Publication-only abstracts (abstract number preceded by an "e"), published in conjunction with the 2019 ASCO Annual Meeting but not presented at the Meeting, can be found online only.
Prediction of response to pelareorep plus pembrolizumab in pancreatic ductal adenocarcinoma (PDAC).
Gastrointestinal (Noncolorectal) Cancer
2019 ASCO Annual Meeting
J Clin Oncol 37, 2019 (suppl; abstr e15726)
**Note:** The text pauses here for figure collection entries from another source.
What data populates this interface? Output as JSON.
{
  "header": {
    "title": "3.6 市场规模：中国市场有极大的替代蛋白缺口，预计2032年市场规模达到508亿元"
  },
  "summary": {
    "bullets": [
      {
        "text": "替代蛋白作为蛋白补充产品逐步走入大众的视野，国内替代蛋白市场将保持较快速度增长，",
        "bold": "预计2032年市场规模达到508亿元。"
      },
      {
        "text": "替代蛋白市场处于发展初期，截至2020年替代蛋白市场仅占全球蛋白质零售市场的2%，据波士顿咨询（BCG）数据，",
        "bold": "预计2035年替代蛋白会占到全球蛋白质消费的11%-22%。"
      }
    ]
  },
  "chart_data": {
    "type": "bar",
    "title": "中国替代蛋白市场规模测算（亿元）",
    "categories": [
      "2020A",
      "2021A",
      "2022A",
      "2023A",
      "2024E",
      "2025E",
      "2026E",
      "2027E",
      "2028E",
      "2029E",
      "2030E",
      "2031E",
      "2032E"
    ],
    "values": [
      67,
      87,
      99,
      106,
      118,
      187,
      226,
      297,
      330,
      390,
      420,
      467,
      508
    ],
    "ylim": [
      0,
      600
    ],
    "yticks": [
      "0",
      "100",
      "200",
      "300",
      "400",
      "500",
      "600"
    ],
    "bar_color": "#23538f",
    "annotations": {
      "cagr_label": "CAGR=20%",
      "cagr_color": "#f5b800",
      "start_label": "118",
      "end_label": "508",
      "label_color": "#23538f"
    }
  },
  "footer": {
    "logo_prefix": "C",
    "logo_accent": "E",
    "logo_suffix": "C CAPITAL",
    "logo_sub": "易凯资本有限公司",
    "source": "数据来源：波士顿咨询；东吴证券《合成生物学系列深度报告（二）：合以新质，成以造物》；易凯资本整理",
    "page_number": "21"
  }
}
Author(s): Christos Fountzilas, Grey A Wilkinson, Kevin H. Eng, Paul Fields, Sukeshi Patel Arora, Pawel Kalinski, Patrick Raber, Gerard Nuovo, Matthew C. Coffey, Devalingam Mahalingam; Roswell Park Comprehensive Cancer Center, Buffalo, NY; Oncolytics Biotech Inc, Calgary, AB, Canada; Adaptive Biotechnologies, Seattle, WA; UT Health Science Center, San Antonio, TX; Ohio State University Arthur G. James Cancer Hospital and Richard J. Solove Research Institute, Columbus, OH; Northwestern University, Chicago, IL
Background: Pelareorep is an oncolytic reovirus that can induce an inflamed T-cell-infiltrated (hot) phenotype in PDAC. In a phase Ib trial, pelareorep was administered in combination with pembrolizumab and chemotherapy in patients (pts) with advanced, pre-treated PDAC. The safety profile was acceptable and efficacy results were encouraging (Mahalingam ASCO GI 2018). Here we present the results of immune analysis in peripheral blood. Methods: Peripheral blood mononuclear cells (PBMCs) were collected on cycle 1 day 1 (C1D1, pre-pelareorep), C1D8 (pre-pembrolizumab) and C2D1 (pre-pelareorep). RNA from PBMCs was analyzed using a customized Nanostring panel. The research-use only immunoSEQ Assay (Adaptive Biotechnologies, Seattle, WA) was used to characterize T-cell receptors from PBMCs. Results: Eleven pts were enrolled. Disease control was achieved in 50% of the 6 efficacy-evaluable pts. One pt achieved PR that lasted 17.4m. Two additional pts achieved SD, lasting 277 and 126 days. Downregulation (relative change < -1.5) of CD1b (C1D1), HLA-C, MAPK14 (C1D8), CD63, LY96, LTF, TXK, TNFSF13, IL25, C1QB (C2D1) and upregulation ( > 1.5) of IL17F (C1D1), MAGEA4, CCL7 (C1D8), CSF1, ICOS, LILRA4, TICAM2 (C2D1) was observed in pts with clinical benefit vs. no clinical benefit (raw p < 0.05). Increase in clonal diversity was noted during therapy overall (Table). C2D1 had significantly more clonal expansion than C1D8; ~30% of expanded clones from C1D8 were also expanded at C2D1 (durable). High numbers of early expanded (C1D8 only) and durable clones were associated with longer survival. Conclusions: Pts with disease control had higher baseline IL17F compared to non-responders. On-treatment relative decrease in IL25 (Th2), increase in LILRA4, TICAM2 (antiviral response) and ICOS were noted in these pts. There was new clone expansion after treatment overall; ~30% of expanded clones at C1D8 were durable. Early and durable clonal expansion correlated with survival. A phase II trial with pelareorep plus pembrolizumab in advanced PDAC is ongoing. Clinical trial information: NCT02620423
|C1D1 mean (range)||C1D8 mean (range)||C2D1 mean (range)|
|T-cell Fraction||0.29 (0.04-0.55)||0.48 (0.26-0.73)||0.39 (0.15-0.68)|
|Morisita Index*||NA||0.82 (0.17-0.99)||0.72 (0.25-0.97)|
|Number Expanded Clones||NA||35.8 (7-131)||131.556 (1-538)|
|Number New Clones Expanded||NA||30.4 (7-105)||114.889 (1-523)|
|Fraction New Clones Observed||NA||0.86 (0.61-1)||0.87 (0.63-1)|
*Composite of clonality/diversity between two samples- if perfectly identical = 1, if completely different = 0, normal variation over a month is ~0.9– 0.95.